Kosta Runjaic si aggrappa al suo gigante offensivo per provare a stendere la Juventus e regalarsi lo scalpo di un’altra big dopo Inter, Napoli e Roma. Successi che sono valsi in questa stagione all’Udinese la patente di ammazza-grandi. Ecco perché la truppa di Luciano Spalletti dovrà fare attenzione soprattutto a Keinan Davis. L’attaccante classe 1998 si è lasciato alle spalle i tanti infortuni che l’hanno perseguitato negli ultimi anni, frenandone l’ascesa sul più bello. In Friuli, però, la punta inglese ha trovato l’habitat ideale per rinascere e tornare protagonista dopo un paio di anni vissuti più in infermiera che sul rettangolo verde. E ci è riuscito alla sua maniera: a suon di gol. Già 9 quelli realizzati in questa stagione. L’ultimo l’ha siglato lunedì sera contro la Fiorentina proprio sotto gli occhi di uno scout juventino presente alla BluEnergy per studiare da vicino sia la formazione di casa sia in particolare il goleador ex Aston Villa. Uno così, infatti, oggi manca nella rosa della Signora e avrebbe fatto terribilmente comodo alla Juve.

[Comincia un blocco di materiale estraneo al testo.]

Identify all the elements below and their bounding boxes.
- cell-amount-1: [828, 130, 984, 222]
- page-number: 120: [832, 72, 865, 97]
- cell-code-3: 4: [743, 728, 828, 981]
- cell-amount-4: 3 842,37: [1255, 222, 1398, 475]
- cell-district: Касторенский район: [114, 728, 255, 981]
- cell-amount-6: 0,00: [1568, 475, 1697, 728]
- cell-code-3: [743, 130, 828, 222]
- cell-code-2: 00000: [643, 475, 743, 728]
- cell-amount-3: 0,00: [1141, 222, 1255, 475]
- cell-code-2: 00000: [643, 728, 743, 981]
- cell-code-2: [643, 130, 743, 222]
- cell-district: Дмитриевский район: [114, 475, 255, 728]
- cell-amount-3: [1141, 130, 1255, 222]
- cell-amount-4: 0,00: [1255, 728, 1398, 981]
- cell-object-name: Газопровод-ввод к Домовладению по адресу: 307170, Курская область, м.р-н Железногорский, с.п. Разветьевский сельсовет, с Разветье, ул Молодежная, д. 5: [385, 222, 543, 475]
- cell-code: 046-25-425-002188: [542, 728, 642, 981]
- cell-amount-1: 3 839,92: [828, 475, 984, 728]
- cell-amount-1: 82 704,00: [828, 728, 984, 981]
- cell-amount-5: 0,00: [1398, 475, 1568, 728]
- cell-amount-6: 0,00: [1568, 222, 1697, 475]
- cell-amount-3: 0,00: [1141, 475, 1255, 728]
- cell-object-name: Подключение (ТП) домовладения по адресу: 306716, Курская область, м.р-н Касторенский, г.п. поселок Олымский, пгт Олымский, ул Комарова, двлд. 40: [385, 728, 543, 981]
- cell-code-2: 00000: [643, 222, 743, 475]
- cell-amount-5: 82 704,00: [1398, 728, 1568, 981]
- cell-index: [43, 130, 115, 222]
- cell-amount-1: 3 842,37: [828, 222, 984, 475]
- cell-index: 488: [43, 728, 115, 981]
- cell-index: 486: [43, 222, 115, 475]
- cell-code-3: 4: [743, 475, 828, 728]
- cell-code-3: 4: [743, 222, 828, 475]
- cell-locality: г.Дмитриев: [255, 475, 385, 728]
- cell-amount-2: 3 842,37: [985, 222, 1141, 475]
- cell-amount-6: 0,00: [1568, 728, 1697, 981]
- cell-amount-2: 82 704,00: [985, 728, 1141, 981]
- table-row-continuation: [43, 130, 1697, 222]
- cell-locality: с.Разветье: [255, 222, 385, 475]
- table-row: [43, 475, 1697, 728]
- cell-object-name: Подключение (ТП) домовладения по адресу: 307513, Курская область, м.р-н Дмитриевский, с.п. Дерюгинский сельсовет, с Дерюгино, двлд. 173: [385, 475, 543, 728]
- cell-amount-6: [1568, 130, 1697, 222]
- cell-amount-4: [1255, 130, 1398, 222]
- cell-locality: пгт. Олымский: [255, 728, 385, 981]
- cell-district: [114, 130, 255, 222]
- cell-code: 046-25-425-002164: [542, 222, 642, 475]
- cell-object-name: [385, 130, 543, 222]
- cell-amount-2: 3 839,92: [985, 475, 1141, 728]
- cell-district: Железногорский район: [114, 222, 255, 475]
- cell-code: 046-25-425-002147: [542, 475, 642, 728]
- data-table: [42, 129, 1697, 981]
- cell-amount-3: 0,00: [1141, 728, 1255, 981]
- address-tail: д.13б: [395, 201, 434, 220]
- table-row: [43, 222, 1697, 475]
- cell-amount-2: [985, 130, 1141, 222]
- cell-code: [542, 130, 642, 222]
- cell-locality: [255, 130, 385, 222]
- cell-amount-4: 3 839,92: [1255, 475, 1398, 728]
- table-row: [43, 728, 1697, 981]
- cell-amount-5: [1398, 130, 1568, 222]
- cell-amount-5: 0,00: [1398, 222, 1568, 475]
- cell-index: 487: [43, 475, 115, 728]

Juve, serve uno alla Davis
Il tallone d’Achille della squadra allenata da Spalletti rimane proprio l’attacco, dove manca un finalizzatore in grado di tradurre in rete la grande mole di gioco prodotta ogni partita. Uno alla Davis, appunto. Motivo per cui dalla Continassa lo tengono d’occhio e lo stanno studiando in prospettiva estate, quando il suo nome potrebbe essere tra i candidati a rinforzare l’attacco juventino. Meglio tenerlo d’occhio quindi, in tutti i sensi. Al netto del fatto che l’Udinese punta a blindarlo e tenerselo stretto. Tanto che il ds Inler è già al lavoro per trovare un’intesa in merito al rinnovo del contratto in scadenza nel 2027: dialoghi in corso per allungare il legame almeno fino al 2029, anche se non si esclude un accordo ancora più lungo (2030). Tempo al tempo. Intanto stasera tra gli elementi che fungono da spauracchi per la rincorsa al quarto posto della Signora c’è anche il centrocampista Arthur Atta. Il francese in autunno era stato seguito a lungo dagli osservatori di Juve, Inter e Napoli. Tutti impressionati dalle doti da box to box dell’ex Metz e dai suoi inserimenti vincenti in fase offensiva.